With regards to the equation:
For H = Sum(from i=1 to n) p_i * log_2( 1/p_i)
The p_i is the probability of the i_th outcome occurring
n is the total number of possible outcomes
(The sum of all p_i values should add up to 1)
So in the example the outcomes are A,B,C,D (4 possible outcomes).
So for the example in the video we would have:
H = Sum(from i=1 to 4) p_i * log_2( 1/p_i)

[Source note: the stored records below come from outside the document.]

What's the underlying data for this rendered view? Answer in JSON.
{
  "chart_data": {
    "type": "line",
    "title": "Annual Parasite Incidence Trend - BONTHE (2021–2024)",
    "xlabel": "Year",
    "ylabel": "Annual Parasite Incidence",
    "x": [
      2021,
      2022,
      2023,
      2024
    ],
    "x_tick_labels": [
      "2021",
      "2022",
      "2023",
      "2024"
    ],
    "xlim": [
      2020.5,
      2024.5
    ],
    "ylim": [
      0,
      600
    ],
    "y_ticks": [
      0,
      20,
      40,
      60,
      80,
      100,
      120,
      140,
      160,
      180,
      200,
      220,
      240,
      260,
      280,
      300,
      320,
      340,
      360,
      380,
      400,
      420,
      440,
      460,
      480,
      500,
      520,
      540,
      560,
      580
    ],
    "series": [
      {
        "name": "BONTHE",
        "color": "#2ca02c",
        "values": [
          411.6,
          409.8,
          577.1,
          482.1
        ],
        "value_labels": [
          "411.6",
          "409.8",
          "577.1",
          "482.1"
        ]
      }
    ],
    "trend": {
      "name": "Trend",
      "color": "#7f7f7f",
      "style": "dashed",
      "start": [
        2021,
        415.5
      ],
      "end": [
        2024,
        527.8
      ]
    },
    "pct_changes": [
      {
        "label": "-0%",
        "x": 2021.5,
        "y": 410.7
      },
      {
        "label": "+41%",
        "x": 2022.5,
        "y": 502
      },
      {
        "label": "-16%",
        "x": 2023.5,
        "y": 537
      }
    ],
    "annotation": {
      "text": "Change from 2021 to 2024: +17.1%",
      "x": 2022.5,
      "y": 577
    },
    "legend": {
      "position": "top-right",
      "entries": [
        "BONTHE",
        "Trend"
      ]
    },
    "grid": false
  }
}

Which outcome we assign to which i doesn't matter.
H =
p(A) * log_2( 1/p(A)) +
p(B) * log_2( 1/p(B)) +
p(C) * log_2( 1/p(C)) +
p(D) * log_2( 1/p(D))
where p(x) is the probability of event x occurring(2 votes)
Video transcript
Voiceover: When we represent
information, such as an image, such as an image, digitally, it means we must slice
it up into tiny chunks. This allows us to send an image as a sequence of color symbols, and these colors can be represented as unique numbers, using some code. Consider the following challenge. Alice and Bob can transmit
and receive messages binary. (Morse code) They charge their
customers 1 penny per bit to use their system, and
a regular customer arrives who wants to send a message, and their messages are 1,000 symbols long. The meaning of the messages is completely unknown. Normally, this is sent
with a standard 2-bit code, which results in charging for 2,000 bits. However, Alice and Bob
already did some analysis on this customer before,
and determined that the probability of each symbol
in the message is different. Can they use these known probabilities to compress the transmission
and increase their profits? What's the optimal coding strategy? David Huffman famously provided the optimal strategy,
which he published in 1952, and based on building a binary
tree from the bottom up. To begin, we can list
all symbols at the bottom which we can call nodes. Then we find the two least probable nodes, in this case B and C, and merge them into one, and add the probabilities together. Then we repeat with the
next two least likely nodes, and continue merging until you have a single node at the top. Finally, we label the edges in this tree with 0 or 1 in any order. Now the code for each
letter is just the path from the top of the tree
to the given letter. So for A, it's just one edge, or 1. This is now known as a Huffman coding, and for examples of the following type you cannot beat it. Go ahead and try. For example, if you shorten the code for D to just 0, then a message
011 could perhaps mean DAA, or maybe just B. So for this to work, you
would need to introduce letter spaces, which
cancel out any savings during transmission. Now, how far does this
compress the message compared to the original 2,000 bits? Well, we just need to calculate the number of bits per letter on average. So we multiply the length of each code times the probability of occurrence, and add them together, which results in an average length of 1.75 bits per symbol on average. That means with this Huffman coding we can expect to compress the messages from 2,000 bits to 1,750 bits. And Claude Shannon was the first to claim that the limit of
compression will always be the entropy of the message source. As the entropy, or uncertainty, of our source decreases due to
known statistical structure, the ability to compress increases. (Morse code) While, if the entropy increases
due to unpredictability, our ability to compress decreases. (Morse code) if we want to compress beyond entropy, we must necessarily throw away information in our messages.